New US Ambassador to China

US President Obama has announced the nomination of Commerce Secretary Gary Locke to become the next U.S. ambassador to the People’s Republic of China. If approved by the Senate, he would become the first Chinese American to hold the post. Locke would succeed Ambassador Jon Huntsman, the former Republican governor of Utah, who recently resigned to start his bid for republican presidential candidate.

Gary Locke is now the Secretary of Commerce and was appointed by President Obama as the 36th Secretary of Commerce and sworn into office on March 26, 2009.

At the Department of Commerce, Locke is charged with helping implement President Obama’s ambitious agenda to turn around the economy and put people back to work.  In particular, Locke is the administration’s point person for achieving the President’s National Export Initiative, which seeks to double U.S. exports by 2015, in support of several million American jobs.

As Commerce Secretary, Locke has presided over a 17 percent increase in exports, compared to 2009.  He also led the administration’s first Cabinet-level trade mission – a clean energy mission to China and Indonesiain May 2010, while the Commerce Department led an unprecedented 35 trade missions overall.  Locke has co-chaired two sessions of the U.S.-China Joint Commission on Commerce and Trade that resulted in important changes to Chinese trade policy, helping to level the playing field for U.S. businesses exporting to and operating in China.

Since taking the helm at Commerce, Locke has worked to significantly shorten the patent pendency period at the U.S. Patent and Trademark Office, overseen the installation or upgrade of approximately 5,000 miles of fiber lines as part of the high-speed Internet deployment program and helped bring the 2010 Census in under budget, resulting in $1.87 billion in savings to taxpayers.

As the first Chinese-American to hold this post in a president’s Cabinet, Locke has a distinctly American story.
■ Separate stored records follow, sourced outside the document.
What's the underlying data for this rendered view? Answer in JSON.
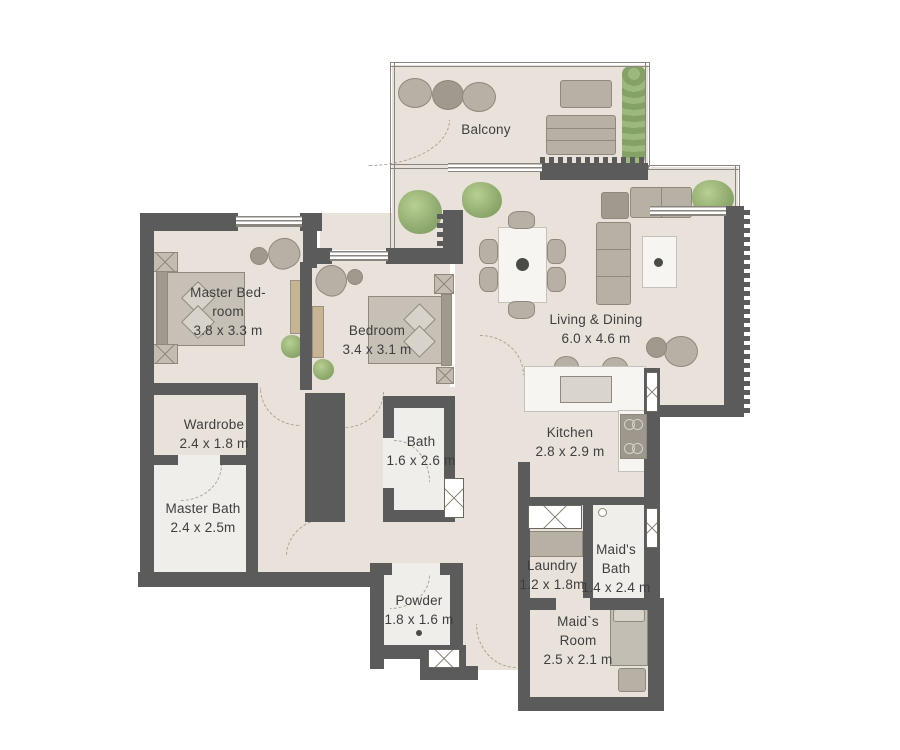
{
  "title": "Apartment floor plan",
  "colors": {
    "wall": "#5b5b5b",
    "floor": "#e8e2da",
    "wet_floor": "#f0eeea",
    "wood": "#c7b492",
    "furn": "#b7b1a5",
    "rug": "#b2a292",
    "green": "#93ad72",
    "marble": "#f7f5f1",
    "text": "#3e3e3e",
    "rail": "#8a857e"
  },
  "rooms": {
    "balcony": {
      "label": "Balcony"
    },
    "master_bedroom": {
      "line1": "Master Bed-",
      "line2": "room",
      "dims": "3.8 x 3.3 m"
    },
    "bedroom": {
      "label": "Bedroom",
      "dims": "3.4 x 3.1 m"
    },
    "living_dining": {
      "label": "Living & Dining",
      "dims": "6.0 x 4.6 m"
    },
    "wardrobe": {
      "label": "Wardrobe",
      "dims": "2.4 x 1.8 m"
    },
    "master_bath": {
      "label": "Master Bath",
      "dims": "2.4 x 2.5m"
    },
    "bath": {
      "label": "Bath",
      "dims": "1.6 x 2.6 m"
    },
    "kitchen": {
      "label": "Kitchen",
      "dims": "2.8 x 2.9 m"
    },
    "laundry": {
      "label": "Laundry",
      "dims": "1.2 x 1.8m"
    },
    "maids_bath": {
      "line1": "Maid's",
      "line2": "Bath",
      "dims": "1.4 x 2.4 m"
    },
    "powder": {
      "label": "Powder",
      "dims": "1.8 x 1.6 m"
    },
    "maids_room": {
      "line1": "Maid`s",
      "line2": "Room",
      "dims": "2.5 x 2.1 m"
    }
  }
}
His grandfather emigrated from China to Washington state, initially finding employment as a servant, working in exchange for English lessons. Locke’s father, also born in China, was a small business owner, operating a grocery store where Locke worked while receiving his education from Seattle’s public school system. His strong work ethic and determination eventually took him to the highest office in the state of Washington.

While serving as a popular two-term governor of Washington state, the nation’s most trade-dependent state, Locke broke down trade barriers around the world to advance American products. He helped open doors for Washington state businesses by leading 10 productive trade missions to Asia, Mexico and Europe, significantly expanding the sale of Washington products and services. He also successfully strengthened economic ties between China and Washington state. His visits are credited with introducing Washington companies to China and helping more than double the state’s exports to China to over $5 billion per year.

As part of his considerable trade and economic development efforts, Locke launched Washington’s Competitiveness Council with business, labor and civic leaders working together to effectively position Washington state for success at home and around the world. During the eight years of the Locke administration, the state gained 280,000 jobs.

Locke earned a bachelor’s degree in political science from Yale University and a law degree from Boston University. He is married to Mona Lee Locke. They have three children: Emily, Dylan and Madeline.